Are you are "Camping" person?

Published on 17 August 2025 at 18:20

Camping.. Yeah or Nay?

 

Camping for me is a big ol' NAY.. and this horror story is why!

 

A few years ago my husband and I decided we would go camping in Niagara Falls. I'm not going to write the name of the place because they are closed down now, so it's not relevant to the story.

This trip was a series of events that went from bad to worse. After the first few hours we should have taken the hint and left, but nope, we're troopers and when we commit, we really commit.

 

Our first mistake was going to Niagara Falls to camp on the Labour Day weekend.

The manager, owner, whoever made decisions for the place figured that since it was such a busy weekend they could make a lot more money by doubling up on every camp site. Rather than have room for our tent, a picnic table and a bit of room for chairs, we had half of that which equaled not much.

 

Our new neighbors that we were now sharing the site with seemed nice enough, but they were a large group with a bunch of young kids.

We had just the two of us and our two dogs. Our kids were coming later in the day for a BBQ, but they are all grown.

 

By the time we got all set up and took a walk around the park, it looked like the images you see on television of homeless encampments. Hundreds of tents, clothes and blankets hanging everywhere, kids screaming, parents screaming, but the weather was nice so there was that.

 

We walked back to our campsite to start dinner before our kids came, and this is when the fun really got rolling. We had a radio that was plugged in with an extension cord and sitting on the picnic table. The new neighbors kids kept running through our site and catching the cord and sending the radio flying.

The first time was not a big deal, they are kids who are having fun running around chasing each other. By the third time I asked them to run on the other side of their tent so they didn't catch the cord. After the fourth time I packed up the radio and just enjoyed.. well not much of anything at that point, but we were committed or should have been committed, I'm not sure which one.

 

One of the neighbor kids decided it would be fun to turn on the tap where you would connect a hose, except there was no hose. The water ran long enough that it turned into a pool directly under our tent, and since it all ran in from the back side of the tent, we didn't know there was a problem until we were stepping into wet mud to walk in the tent.

 

Our kids showed up and we enjoyed a nice dinner.

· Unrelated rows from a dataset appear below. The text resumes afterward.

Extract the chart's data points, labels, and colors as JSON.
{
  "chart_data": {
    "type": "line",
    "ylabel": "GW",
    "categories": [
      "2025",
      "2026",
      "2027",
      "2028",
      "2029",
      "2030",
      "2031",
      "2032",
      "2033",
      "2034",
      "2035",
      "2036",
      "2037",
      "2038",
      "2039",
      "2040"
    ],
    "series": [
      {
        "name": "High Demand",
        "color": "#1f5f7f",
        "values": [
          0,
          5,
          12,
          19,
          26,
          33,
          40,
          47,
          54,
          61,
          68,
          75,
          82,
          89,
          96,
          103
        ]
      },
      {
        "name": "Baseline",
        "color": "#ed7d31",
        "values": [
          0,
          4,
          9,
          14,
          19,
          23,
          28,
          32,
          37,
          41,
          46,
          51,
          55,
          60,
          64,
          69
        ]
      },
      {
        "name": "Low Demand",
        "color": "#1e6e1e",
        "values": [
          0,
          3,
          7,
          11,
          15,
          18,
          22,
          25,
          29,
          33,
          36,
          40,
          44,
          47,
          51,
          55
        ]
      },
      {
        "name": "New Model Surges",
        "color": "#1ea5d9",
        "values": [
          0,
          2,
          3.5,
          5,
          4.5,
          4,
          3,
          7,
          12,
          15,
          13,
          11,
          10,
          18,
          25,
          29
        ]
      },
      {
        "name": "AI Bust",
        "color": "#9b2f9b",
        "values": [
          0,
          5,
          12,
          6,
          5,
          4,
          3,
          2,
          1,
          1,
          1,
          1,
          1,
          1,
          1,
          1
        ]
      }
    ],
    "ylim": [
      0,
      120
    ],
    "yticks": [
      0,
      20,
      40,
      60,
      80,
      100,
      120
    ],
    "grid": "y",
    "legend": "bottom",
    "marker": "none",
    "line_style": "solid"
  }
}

The neighbor kids had settled down to eat so it was actually relaxing, for a bit.

As the sun set our kids headed home, we tidied up and settled in for the evening. The neighbor kids were all in for the night, that's when the parents of those kids decided it was go time. They dragged a few picnic tables together and because the space was so limited they were only a few feet from our tent.

 

Now, I'm not much of a drinker or a gambler, but I do know that these two things rarely mix well when consumed in large amounts. Can you see where this is going? About 2 a.m. someone in their group was no longer having fun playing poker and the yelling started. Someone fell onto the side of our tent, it didn't knock it down but we definitely knew they were there. The battle lasted for a bit until security came and settled things down. That was it for the first night.

 

The next morning we got up and were sitting outside having a coffee, enjoying the quiet before the other campers woke up. As we're chatting my husband asks me what's all over my legs. I looked like I had the measles from just above my knees all the way to my feet. It wasn't itchy or hurting so I figured I had walked in some grass or weeds that had rubbed on my legs. We went into town and picked up a few things we wanted, did a bit of visiting with friends and headed back to the campground later that afternoon. Our kids came out for dinner again and left just as it was starting to get dark. As we were cleaning up I went in the tent to put things away and happened to move the corner of the blankets on our air mattress. Something was moving, actually a lot of things were moving. A LOT of tiny red spiders. Our tent was full of them. There must have been a nest of them under our tent and when the kids had the water running for so long it flushed them out, and right into our tent. That's what all the marks on my legs were, spider bites.

 

By this time it's around 10 p.m., and I'm losing my mind. I gave my husband the choice of going home right then, if not I was headed to a hotel. I wasn't spending another night there. We didn't even really pack anything, just kind of rolled everything into a big ball, threw it in the back of our truck and made the four hour trip home. I wanted to leave everything there, but he won that part of the argument.

 

We arrived home around 3 a.m. and straight into the shower. We left everything in the back of the truck because we didn't want to bring spiders in the house. The next morning as he was taking the camping stuff out of the truck he was tossing them into the trash. Sleeping bags, pillows and everything else that seemed to be infested with these red spiders.

 

I called the campground and explained what had happed and that we had left the night before (we had paid for four days), all they had to say was I had no way of proving those were spider bites and if we wanted to come back they would give us a discounted rate. Not f'ing likely.

So that was my last tent camping experience.

We bought a travel trailer a few years after that, and I love it. Normal bed, bathroom, maybe the odd spider but I can deal with that.

 

Camping in a tent is like paying a lot of money to live like a homeless person, not something most people aspire to.